He had so heated himself with rapid walking in the fog and frost, this nephew of Scrooge's, that he was all in a glow; his face was ruddy and handsome; his eyes sparkled, and his breath smoked again.

'Christmas a humbug, uncle!' said Scrooge's nephew. 'You don't mean that, I am sure?'

'I do,' said Scrooge. 'Merry Christmas! What right have you to be merry? What reason have you to be merry? You're poor enough.'

'Come, then,' returned the nephew gaily. 'What right have you to be dismal? What reason have you to be morose? You're rich enough.'

Scrooge, having no better answer ready on the spur of the moment, said, 'Bah!' again; and followed it up with 'Humbug!'

'Don't be cross, uncle!' said the nephew.

'What else can I be,' returned the uncle, 'when I live in such a world of fools as this? Merry Christmas! Out upon merry Christmas! What's Christmas-time to you but a time for paying bills without money; a time for finding yourself a year older, and not an hour richer; a time for balancing your books, and having every item in 'em through a round dozen of months presented dead against you? If I could work my will,' said Scrooge indignantly, 'every idiot who goes about with "Merry Christmas" on his lips should be boiled with his own pudding, and buried with a stake of holly through his heart. He should!'

'Uncle!' pleaded the nephew.

'Nephew!' returned the uncle sternly, 'keep Christmas in your own way, and let me keep it in mine.'

'Keep it!' repeated Scrooge's nephew. 'But you don't keep it.'

'Let me leave it alone, then,' said Scrooge. 'Much good may it do you! Much good it has ever done you!'

'There are many things from which I might have derived good, by which I have not profited, I dare say,' returned the nephew; 'Christmas among the rest. But I am sure I have always thought of Christmas-time, when it has come round—apart from the veneration due to its sacred name and origin, if anything belonging to it can be apart from that—as a good time; a kind, forgiving, charitable, pleasant time; the only time I know of, in the long calendar of the year, when men and women seem by one consent to open their shut-up hearts freely, and to think of people below them as if they really were fellow-passengers to the grave, and not another race of creatures bound on other journeys. And therefore, uncle, though it has never put a scrap of gold or silver in my pocket, I believe that it has done me good and will do me good; and I say, God bless it!'

The clerk in the tank involuntarily applauded.
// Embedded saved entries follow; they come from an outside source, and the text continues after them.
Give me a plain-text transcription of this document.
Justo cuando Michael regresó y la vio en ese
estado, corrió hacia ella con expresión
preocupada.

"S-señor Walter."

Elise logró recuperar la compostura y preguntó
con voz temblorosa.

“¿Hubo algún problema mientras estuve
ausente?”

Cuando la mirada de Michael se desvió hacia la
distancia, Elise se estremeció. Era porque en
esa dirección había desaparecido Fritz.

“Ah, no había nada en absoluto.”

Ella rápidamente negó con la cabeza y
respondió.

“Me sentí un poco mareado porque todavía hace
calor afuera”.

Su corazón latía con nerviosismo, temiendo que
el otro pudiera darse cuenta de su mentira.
Becoming immediately sensible of the impropriety, he poked the fire, and extinguished the last frail spark for ever.

Passage Only

Reading Comprehension Questions

1. The text says “the master predicted that it would be necessary for them to part." What does this mean Scrooge would do to the clerk if the clerk got any coal?



2. Bah! Humbug! has become an English idiom because of Dickens’ story. What do you think Bah! Humbug! means?



3. Explain what Scrooge’s nephew means when he says, “the only time I know of, in the long calendar of the year, when men and women seem by one consent to open their shut-up hearts freely, and to think of people below them as if they really were fellow-passengers to the grave, and not another race of creatures bound on other journeys.”



4. Give three adjectives to describe Scrooge’s character.